Vandaag zijn organisaties, inclusief hun raden van bestuur, volop gefocust op de aankomende wetgevings- en rapportagevereisten. Actie op het gebied van duurzaamheid wordt vooral gedreven door de druk van stakeholders. Dit zet aan tot risicomijdend en defensief gedrag, waardoor organisaties uiteindelijk het absolute minimum doen. Hoewel de nieuwe regels en voorschriften een duidelijk doel dienen, vormt de naleving ervan geen garantie op succes voor het bedrijf op de lange termijn. Raden van bestuur hebben moeite om dat in te zien, met een aanzienlijk deel dat gelooft dat naleving voldoende is. Slechts 34% van de respondenten zegt duidelijk te begrijpen hoe langetermijntrends een invloed zullen hebben op de toekomstige waarde van het bedrijf. Raden van bestuur hebben een belangrijke rol om van duurzaamheid een integraal onderdeel te maken van de langetermijnstrategie en te erkennen als een bron van concurrentievoordeel.
Marie-Hélène De Coster, Partner-in-Charge bij Heidrick & Struggles Belux, benadrukt dat we onze manier van denken grondig moeten veranderen. “De wens van bedrijven om het ‘beter’ te doen op het gebied van duurzame ontwikkeling zou niet alleen afhankelijk mogen zijn van het rendement op investeringen of een mogelijk negatieve impact op de financiële resultaten. Dit besef zou niet alleen bestuursleden en bedrijfsleiders, maar iedereen in de economische sector moeten aansporen om na te denken over het dringende belang van inspanningen voor onze planeet. Het is hoog tijd dat analisten het hele systeem van financiële ratings heroverwegen, zodat deze niet langer uitsluitend gebaseerd zijn op financiële prestaties, maar ook ESG-criteria (Environmental, Social, Governance) integreren.”
Raden van bestuur leggen steeds meer nadruk op duurzaamheid, maar er blijven lacunes
Er is een onmiskenbare verschuiving in de verwachtingen omtrent de rol van bedrijven in de samenleving. Deze verhoogde verwachtingen worden toegevoegd aan de klassieke verantwoordelijkheden van een raad van bestuur, zoals het toezicht op de financiën, risicobeheer en de selectie van bedrijfsleiders, en brengen bijgevolg nieuwe uitdagingen en competentie-vereisten voor bestuursleden met zich mee. Dit alles in een tijdperk waarin raden van bestuur zich snel moeten bijscholen over de implicaties van AI, nieuwe geopolitieke risico’s en veranderende werkmodellen.
Meer dan twee derde van de respondenten (69%) benadrukt dat de toenemende verantwoordelijkheden meer tijd vergen van bestuurders.

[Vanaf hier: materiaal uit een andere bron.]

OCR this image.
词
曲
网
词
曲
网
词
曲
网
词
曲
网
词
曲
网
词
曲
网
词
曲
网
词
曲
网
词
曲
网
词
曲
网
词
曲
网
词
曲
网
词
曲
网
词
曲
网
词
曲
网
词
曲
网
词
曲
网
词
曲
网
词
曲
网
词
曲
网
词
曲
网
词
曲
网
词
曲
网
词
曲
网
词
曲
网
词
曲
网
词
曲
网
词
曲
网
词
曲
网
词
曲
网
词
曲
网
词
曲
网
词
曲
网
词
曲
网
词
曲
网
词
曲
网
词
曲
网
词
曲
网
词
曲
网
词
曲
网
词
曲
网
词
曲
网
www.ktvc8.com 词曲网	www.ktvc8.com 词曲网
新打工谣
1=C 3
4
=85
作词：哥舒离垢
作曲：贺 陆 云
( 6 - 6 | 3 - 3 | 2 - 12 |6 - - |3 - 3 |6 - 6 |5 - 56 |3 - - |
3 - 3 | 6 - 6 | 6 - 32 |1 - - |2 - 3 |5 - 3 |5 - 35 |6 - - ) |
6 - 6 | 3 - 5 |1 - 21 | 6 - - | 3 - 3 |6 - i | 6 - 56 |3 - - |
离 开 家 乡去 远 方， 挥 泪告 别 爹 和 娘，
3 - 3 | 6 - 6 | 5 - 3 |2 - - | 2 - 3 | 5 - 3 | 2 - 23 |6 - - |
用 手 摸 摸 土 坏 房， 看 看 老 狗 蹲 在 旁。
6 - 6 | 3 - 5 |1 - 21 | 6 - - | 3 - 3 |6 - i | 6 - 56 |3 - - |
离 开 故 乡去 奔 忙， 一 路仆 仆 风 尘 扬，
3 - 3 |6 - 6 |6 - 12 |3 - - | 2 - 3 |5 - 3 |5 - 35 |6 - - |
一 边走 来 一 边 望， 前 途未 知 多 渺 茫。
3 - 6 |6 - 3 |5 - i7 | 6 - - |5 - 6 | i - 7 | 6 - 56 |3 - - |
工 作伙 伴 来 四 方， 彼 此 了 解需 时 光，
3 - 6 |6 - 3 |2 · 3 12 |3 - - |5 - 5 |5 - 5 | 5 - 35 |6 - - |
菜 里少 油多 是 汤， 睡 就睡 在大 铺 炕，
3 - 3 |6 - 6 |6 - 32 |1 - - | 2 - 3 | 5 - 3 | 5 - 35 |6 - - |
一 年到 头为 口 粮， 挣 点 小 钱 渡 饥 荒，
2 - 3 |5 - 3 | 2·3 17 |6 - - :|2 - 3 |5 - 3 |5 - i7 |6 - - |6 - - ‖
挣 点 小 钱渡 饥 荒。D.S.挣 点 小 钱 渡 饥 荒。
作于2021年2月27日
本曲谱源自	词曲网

Dit percentage blijkt hoger te zijn in de energiesector (77%) en in de financiële en verzekeringssector (74%), twee sectoren waarin de balans tussen de wereldwijde vraag naar meer energie en de klimaatverandering aanzienlijke nieuwe risico’s en kansen oplevert.
Ligt het profiel van de bestuursleden aan de basis?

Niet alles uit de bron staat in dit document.